Background
Eosinophilic chronic rhinosinusitis (ECRS) is a chronic inflammatory disease, characterized by eosinophilic infiltration, T‐helper type 2 (Th2‐type) response, and olfactory dysfunction. A master regulator of Th2‐type inflammation, thymic stromal lymphopoietin (TSLP), is important for basophil activation. TSLP‐elicited basophils are a key factor in the pathogenesis of ECRS.
Methods
In order to elucidate the mechanisms of ECRS in humans, we aimed to establish a murine model of ECRS based on TSLP production in response to the topical application of MC903 (a vitamin D3 analog) and the subsequent TSLP‐induced basophil activation. Histological analyses were performed to assess immune cell infiltration into the nasal mucosa and to explore the impact of eosinophilic inflammation on the olfactory epithelium.
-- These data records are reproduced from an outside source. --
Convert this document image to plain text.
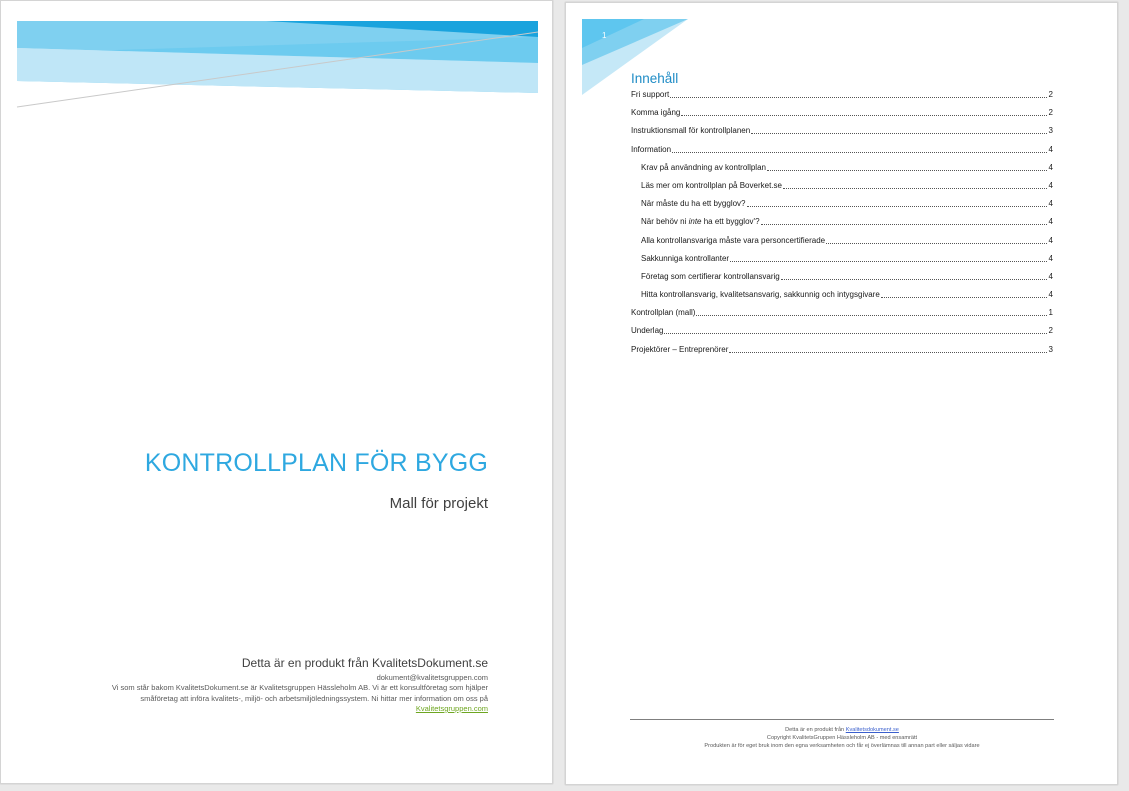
KONTROLLPLAN FÖR BYGG
Mall för projekt
Detta är en produkt från KvalitetsDokument.se
dokument@kvalitetsgruppen.com
Vi som står bakom KvalitetsDokument.se är Kvalitetsgruppen Hässleholm AB. Vi är ett konsultföretag som hjälper småföretag att införa kvalitets-, miljö- och arbetsmiljöledningssystem. Ni hittar mer information om oss på Kvalitetsgruppen.com
1
Innehåll
Fri support	2
Komma igång	2
Instruktionsmall för kontrollplanen	3
Information	4
Krav på användning av kontrollplan	4
Läs mer om kontrollplan på Boverket.se	4
När måste du ha ett bygglov?	4
När behöv ni inte ha ett bygglov'?	4
Alla kontrollansvariga måste vara personcertifierade	4
Sakkunniga kontrollanter	4
Företag som certifierar kontrollansvarig	4
Hitta kontrollansvarig, kvalitetsansvarig, sakkunnig och intygsgivare	4
Kontrollplan (mall)	1
Underlag	2
Projektörer – Entreprenörer	3
Detta är en produkt från Kvalitetsdokument.se
Copyright KvalitetsGruppen Hässleholm AB - med ensamrätt
Produkten är för eget bruk inom den egna verksamheten och får ej överlämnas till annan part eller säljas vidare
The status of Th2‐type inflammation was evaluated by quantitative real‐time PCR and enzyme‐linked immunosorbent assay (ELISA).
Results
Eosinophils, basophils, and M2 macrophages increased significantly in the nasal mucosa of the mice treated with MC903 and ovalbumin (OVA), compared to those treated with OVA alone or the controls. Quantitative real‐time PCR and ELISA revealed elevated expression of interleukin (IL)‐4, IL‐5, IL‐13, TSLP, the chemokine CCL11, and CCL24 in the nasal mucosa of the ECRS mice. In parallel, thinned olfactory epithelium and decreased mature olfactory sensory neurons were observed in the ECRS mice.
Conclusions
Our model of ECRS displayed Th2‐type inflammation in the sinonasal region, including both eosinophil infiltration and basophil infiltration. Additionally, olfactory epithelium turned out to be affected by eosinophilic inflammation. These features are consistent with the characteristics of the human ECRS.